L’Encyclopédie/1re édition/PASTEUR

La bibliothèque libre.
◄  PASTEQUE
PASTICHE  ►

PASTEUR, s. m. (Gramm. & Théol.) dans un sens littéral signifie un berger, un homme occupé du soin de faire paître les troupeaux. Dans l’antiquité on a par analogie appliqué ce nom aux princes ; Homere dit que les rois sont les pasteurs des peuples, parce qu’ils doivent veiller à la félicité de leurs sujets.

Dans l’ordre de la religion pasteur signifie un homme consacré à Dieu d’une maniere spéciale, ayant autorité & jurisdiction sur toute l’Eglise, comme le pape, ou sur une portion considérable des fideles, comme les évêques, ou sur une moindre portion, comme les curés. On distingue les premiers pasteurs, c’est-à-dire le pape & les évêques, des pasteurs du second ordre. Les premiers ont seul droit de décider dans les matieres de dogme & de discipline, les autres ont celui d’enseigner, mais avec subordination, aux premiers pasteurs. Voyez Curé.

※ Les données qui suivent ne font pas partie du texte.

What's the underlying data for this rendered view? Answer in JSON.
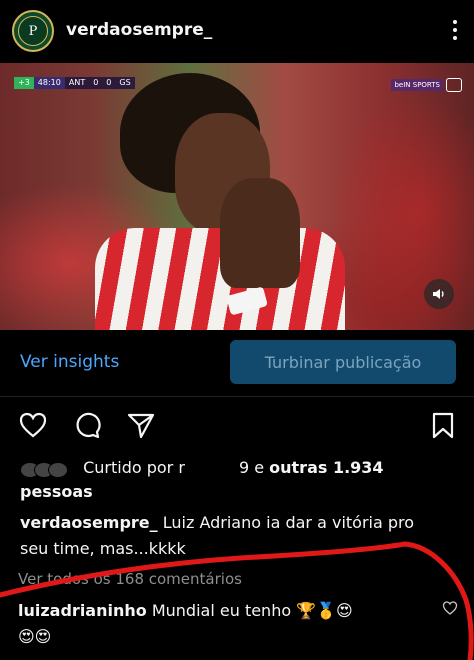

Pasteur, livre du, (Théol.) le livre du pasteur tel que nous l’avons aujourd’hui est divisé en trois livres, dont le premier est intitulé visiones, le second mandata, & le troisieme similitudines. Le premier, dans l’édition qu’en a donné M. Cotelier, est sous-divisé en quatre visions, qui contiennent chacune plusieurs apparitions. L’auteur, qui est Hermas, raconte dans la premiere que son pere ayant vendu une jeune fille à Rome, le hazard fit qu’il la vit ensuite & l’aima comme sa sœur : que quelque tems après l’ayant vû se baigner dans le Tibre, il souhaita en lui-même d’avoir une femme aussi belle & aussi sage, & rien de plus, ajoute-t-il, nihil ultra : mais qu’un jour il vit le ciel ouvert, & cette femme dans le ciel qui lui reprochoit d’avoir péché à son occasion, du-moins par concupiscence. Il falloit qu’Hermas fût bien dévot pour trouver un péché dans un pareil souhait : son livre est je crois le premier livre de dévotion qui ait été fait, & par conséquent le premier qui a commencé d’altérer la religion, & de mêler aux vérités chrétiennes les visions d’un cerveau creux. Il voit ensuite une autre femme plus vieille qui lui dit les mêmes choses que la premiere, & qui ajoute qu’elle lui a été envoyée pour l’avertir du mauvais gouvernement de sa famille & de ce qu’il ne corrigeoit pas assez ses enfans. Ce dernier avertissement étoit plus raisonnable, & pouvoit être donné avec plus de fondement : car les gens qui s’amusent à des visions sont plus sujets que les autres à négliger l’essentiel de leur devoir.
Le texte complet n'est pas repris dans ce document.